I agree that roots grow into and through window screening if you use that to block pot holes. Nasty. Unless you want to call it deliberate root pruning.
Does the dryer cloth hold roots in, or do they push right through it?
My only method for blocking big pot holes in the past was to hand-pick extra long shreds and chunks from screened pine bark mulch, and pile some of those around each hole. Like the ancient, classic method of saving broken clay pots and piling shards around potholes.
But I think the abrupt change in texture between the soil mix and the bark shreds and chunks interfered with capillary "continuity", so that the bottom of the pot held more perched water and prevented wicking the pots by setting them on absorbant mats.

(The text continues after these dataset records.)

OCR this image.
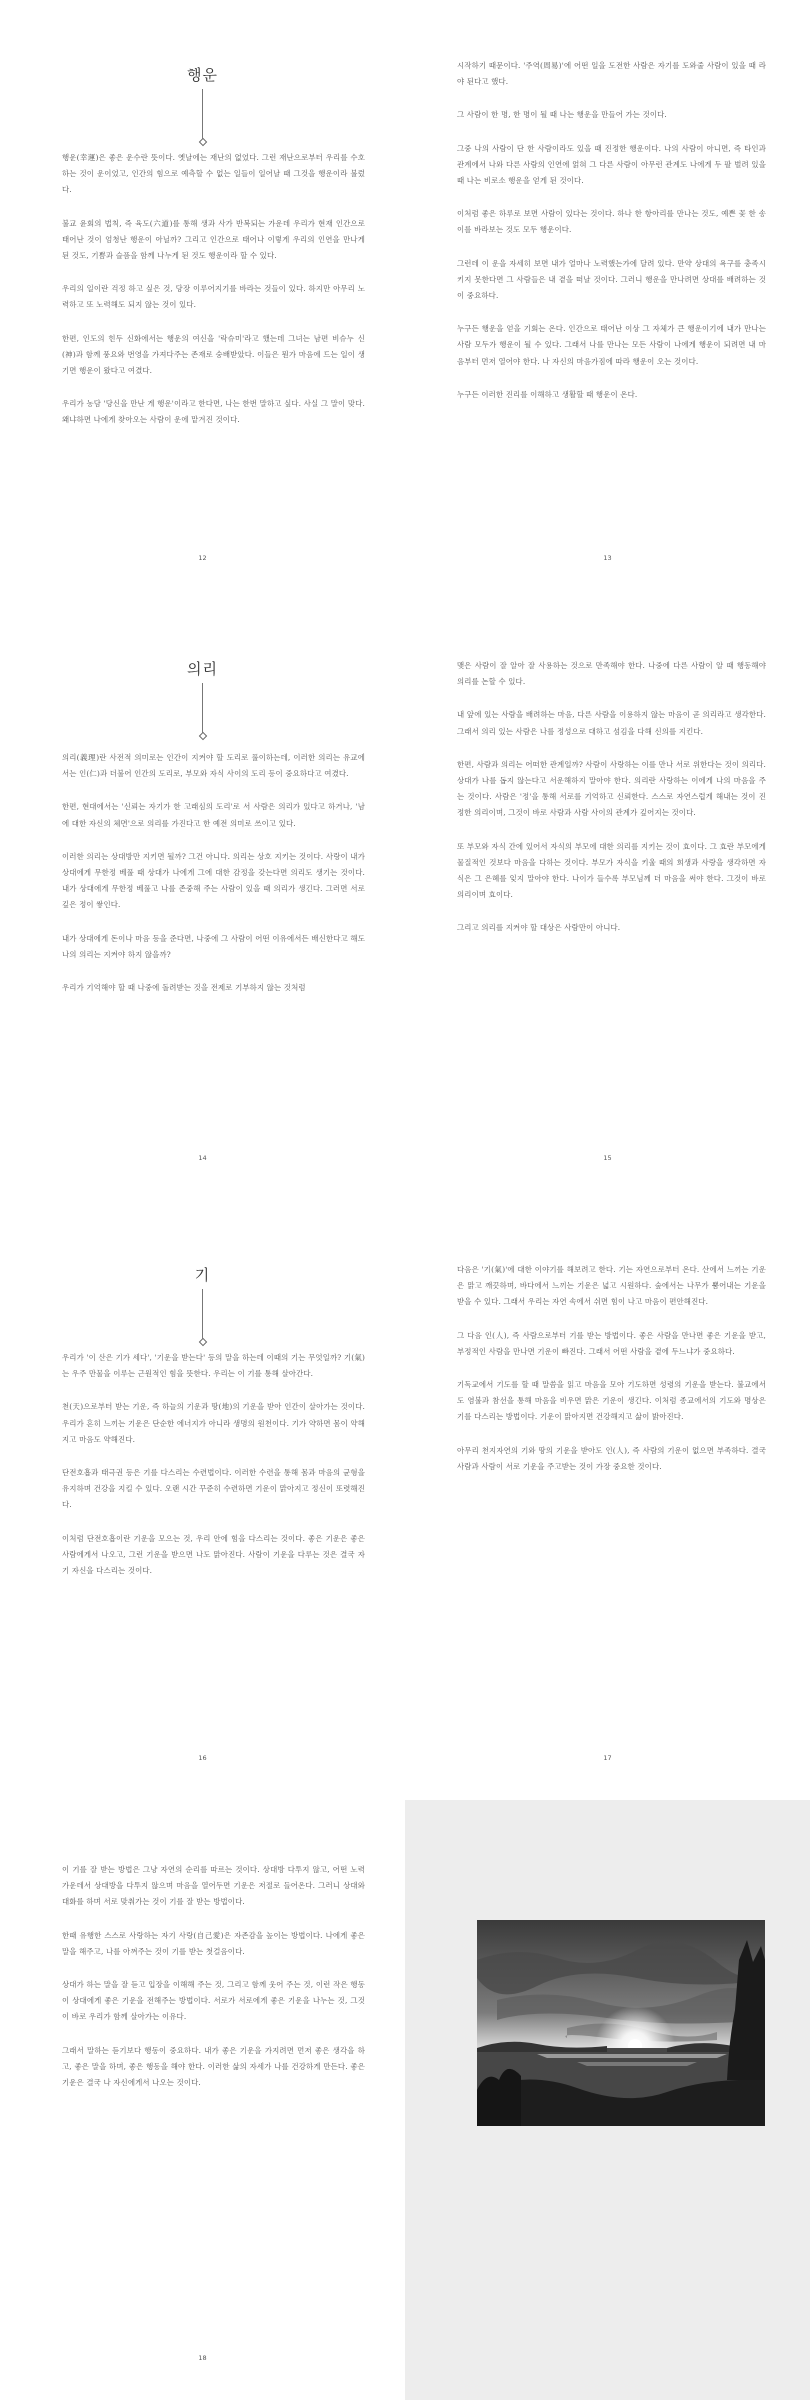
행운

행운(幸運)은 좋은 운수란 뜻이다. 옛날에는 재난의 없었다. 그런 재난으로부터 우리를 수호하는 것이 운이었고, 인간의 힘으로 예측할 수 없는 일들이 일어날 때 그것을 행운이라 불렀다.

불교 윤회의 법칙, 즉 육도(六道)를 통해 생과 사가 반복되는 가운데 우리가 현재 인간으로 태어난 것이 엄청난 행운이 아닐까? 그리고 인간으로 태어나 이렇게 우리의 인연을 만나게 된 것도, 기쁨과 슬픔을 함께 나누게 된 것도 행운이라 할 수 있다.

우리의 일이란 걱정 하고 싶은 것, 당장 이루어지기를 바라는 것들이 있다. 하지만 아무리 노력하고 또 노력해도 되지 않는 것이 있다.

한편, 인도의 힌두 신화에서는 행운의 여신을 '락슈미'라고 했는데 그녀는 남편 비슈누 신(神)과 함께 풍요와 번영을 가져다주는 존재로 숭배받았다. 이들은 뭔가 마음에 드는 일이 생기면 행운이 왔다고 여겼다.

우리가 농담 '당신을 만난 게 행운'이라고 한다면, 나는 한번 말하고 싶다. 사실 그 말이 맞다. 왜냐하면 나에게 찾아오는 사람이 운에 맡겨진 것이다.

12

시작하기 때문이다. '주역(周易)'에 어떤 일을 도전한 사람은 자기를 도와줄 사람이 있을 때 라야 된다고 했다.

그 사람이 한 명, 한 명이 될 때 나는 행운을 만들어 가는 것이다.

그중 나의 사람이 단 한 사람이라도 있을 때 진정한 행운이다. 나의 사람이 아니면, 즉 타인과 관계에서 나와 다른 사람의 인연에 얽혀 그 다른 사람이 아무런 관계도 나에게 두 팔 벌려 있을 때 나는 비로소 행운을 얻게 된 것이다.

이처럼 좋은 하루로 보면 사람이 있다는 것이다. 하나 한 항아리를 만나는 것도, 예쁜 꽃 한 송이를 바라보는 것도 모두 행운이다.

그런데 이 운을 자세히 보면 내가 얼마나 노력했는가에 달려 있다. 만약 상대의 욕구를 충족시키지 못한다면 그 사람들은 내 곁을 떠날 것이다. 그러니 행운을 만나려면 상대를 배려하는 것이 중요하다.

누구든 행운을 얻을 기회는 온다. 인간으로 태어난 이상 그 자체가 큰 행운이기에 내가 만나는 사람 모두가 행운이 될 수 있다. 그래서 나를 만나는 모든 사람이 나에게 행운이 되려면 내 마음부터 먼저 열어야 한다. 나 자신의 마음가짐에 따라 행운이 오는 것이다.

누구든 이러한 진리를 이해하고 생활할 때 행운이 온다.

13
의리

의리(義理)란 사전적 의미로는 인간이 지켜야 할 도리로 풀이하는데, 이러한 의리는 유교에서는 인(仁)과 더불어 인간의 도리로, 부모와 자식 사이의 도리 등이 중요하다고 여겼다.

한편, 현대에서는 '신뢰는 자기가 한 고래심의 도리'로 서 사람은 의리가 있다고 하거나, '남에 대한 자신의 체면'으로 의리를 가진다고 한 예전 의미로 쓰이고 있다.

이러한 의리는 상대방만 지키면 될까? 그건 아니다. 의리는 상호 지키는 것이다. 사랑이 내가 상대에게 무한정 베풀 때 상대가 나에게 그에 대한 감정을 갖는다면 의리도 생기는 것이다. 내가 상대에게 무한정 베풀고 나를 존중해 주는 사람이 있을 때 의리가 생긴다. 그러면 서로 깊은 정이 쌓인다.

내가 상대에게 돈이나 마음 등을 준다면, 나중에 그 사람이 어떤 이유에서든 배신한다고 해도 나의 의리는 지켜야 하지 않을까?

우리가 기억해야 할 때 나중에 돌려받는 것을 전제로 기부하지 않는 것처럼

14

맺은 사람이 잘 알아 잘 사용하는 것으로 만족해야 한다. 나중에 다른 사람이 알 때 행동해야 의리를 논할 수 있다.

내 앞에 있는 사람을 배려하는 마음, 다른 사람을 이용하지 않는 마음이 곧 의리라고 생각한다. 그래서 의리 있는 사람은 나를 정성으로 대하고 섬김을 다해 신의를 지킨다.

한편, 사람과 의리는 어떠한 관계일까? 사람이 사랑하는 이를 만나 서로 위한다는 것이 의리다. 상대가 나를 돕지 않는다고 서운해하지 말아야 한다. 의리란 사랑하는 이에게 나의 마음을 주는 것이다. 사람은 '정'을 통해 서로를 기억하고 신뢰한다. 스스로 자연스럽게 해내는 것이 진정한 의리이며, 그것이 바로 사람과 사람 사이의 관계가 깊어지는 것이다.

또 부모와 자식 간에 있어서 자식의 부모에 대한 의리를 지키는 것이 효이다. 그 효란 부모에게 물질적인 것보다 마음을 다하는 것이다. 부모가 자식을 키울 때의 희생과 사랑을 생각하면 자식은 그 은혜를 잊지 말아야 한다. 나이가 들수록 부모님께 더 마음을 써야 한다. 그것이 바로 의리이며 효이다.

그리고 의리를 지켜야 할 대상은 사람만이 아니다.

15
기

우리가 '이 산은 기가 세다', '기운을 받는다' 등의 말을 하는데 이때의 기는 무엇일까? 기(氣)는 우주 만물을 이루는 근원적인 힘을 뜻한다. 우리는 이 기를 통해 살아간다.

천(天)으로부터 받는 기운, 즉 하늘의 기운과 땅(地)의 기운을 받아 인간이 살아가는 것이다. 우리가 흔히 느끼는 기운은 단순한 에너지가 아니라 생명의 원천이다. 기가 약하면 몸이 약해지고 마음도 약해진다.

단전호흡과 태극권 등은 기를 다스리는 수련법이다. 이러한 수련을 통해 몸과 마음의 균형을 유지하며 건강을 지킬 수 있다. 오랜 시간 꾸준히 수련하면 기운이 맑아지고 정신이 또렷해진다.

이처럼 단전호흡이란 기운을 모으는 것, 우리 안에 힘을 다스리는 것이다. 좋은 기운은 좋은 사람에게서 나오고, 그런 기운을 받으면 나도 맑아진다. 사람이 기운을 다루는 것은 결국 자기 자신을 다스리는 것이다.

16

다음은 '기(氣)'에 대한 이야기를 해보려고 한다. 기는 자연으로부터 온다. 산에서 느끼는 기운은 맑고 깨끗하며, 바다에서 느끼는 기운은 넓고 시원하다. 숲에서는 나무가 뿜어내는 기운을 받을 수 있다. 그래서 우리는 자연 속에서 쉬면 힘이 나고 마음이 편안해진다.

그 다음 인(人), 즉 사람으로부터 기를 받는 방법이다. 좋은 사람을 만나면 좋은 기운을 받고, 부정적인 사람을 만나면 기운이 빠진다. 그래서 어떤 사람을 곁에 두느냐가 중요하다.

기독교에서 기도를 할 때 말씀을 읽고 마음을 모아 기도하면 성령의 기운을 받는다. 불교에서도 염불과 참선을 통해 마음을 비우면 맑은 기운이 생긴다. 이처럼 종교에서의 기도와 명상은 기를 다스리는 방법이다. 기운이 맑아지면 건강해지고 삶이 밝아진다.

아무리 천지자연의 기와 땅의 기운을 받아도 인(人), 즉 사람의 기운이 없으면 부족하다. 결국 사람과 사람이 서로 기운을 주고받는 것이 가장 중요한 것이다.

17

이 기를 잘 받는 방법은 그냥 자연의 순리를 따르는 것이다. 상대방 다투지 않고, 어떤 노력 가운데서 상대방을 다투지 않으며 마음을 열어두면 기운은 저절로 들어온다. 그러니 상대와 대화를 하며 서로 맞춰가는 것이 기를 잘 받는 방법이다.

한때 유행한 스스로 사랑하는 자기 사랑(自己愛)은 자존감을 높이는 방법이다. 나에게 좋은 말을 해주고, 나를 아껴주는 것이 기를 받는 첫걸음이다.

상대가 하는 말을 잘 듣고 입장을 이해해 주는 것, 그리고 함께 웃어 주는 것, 이런 작은 행동이 상대에게 좋은 기운을 전해주는 방법이다. 서로가 서로에게 좋은 기운을 나누는 것, 그것이 바로 우리가 함께 살아가는 이유다.

그래서 말하는 듣기보다 행동이 중요하다. 내가 좋은 기운을 가지려면 먼저 좋은 생각을 하고, 좋은 말을 하며, 좋은 행동을 해야 한다. 이러한 삶의 자세가 나를 건강하게 만든다. 좋은 기운은 결국 나 자신에게서 나오는 것이다.

18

Last summer I got lazy and didn't move some 1 gallon pots with Lobellia, sitting on heavy clay (can't call it soil). Some soil mix came out of the holes and formed a bridge onto the clay. Those poor roots followed the bridge and TRIED to push their way into the clay. Fat chance! They circled around under the pot and above the clay, like an external root ball or a living capillary mat.
P.S. I read that you can wipe a new dryer anti-static sheet on the OUTside of a Ziplock to keep very fine seeds from trying to float away from or cling to the plastic. I never tried it, because my humidity always prevents "seed levitation".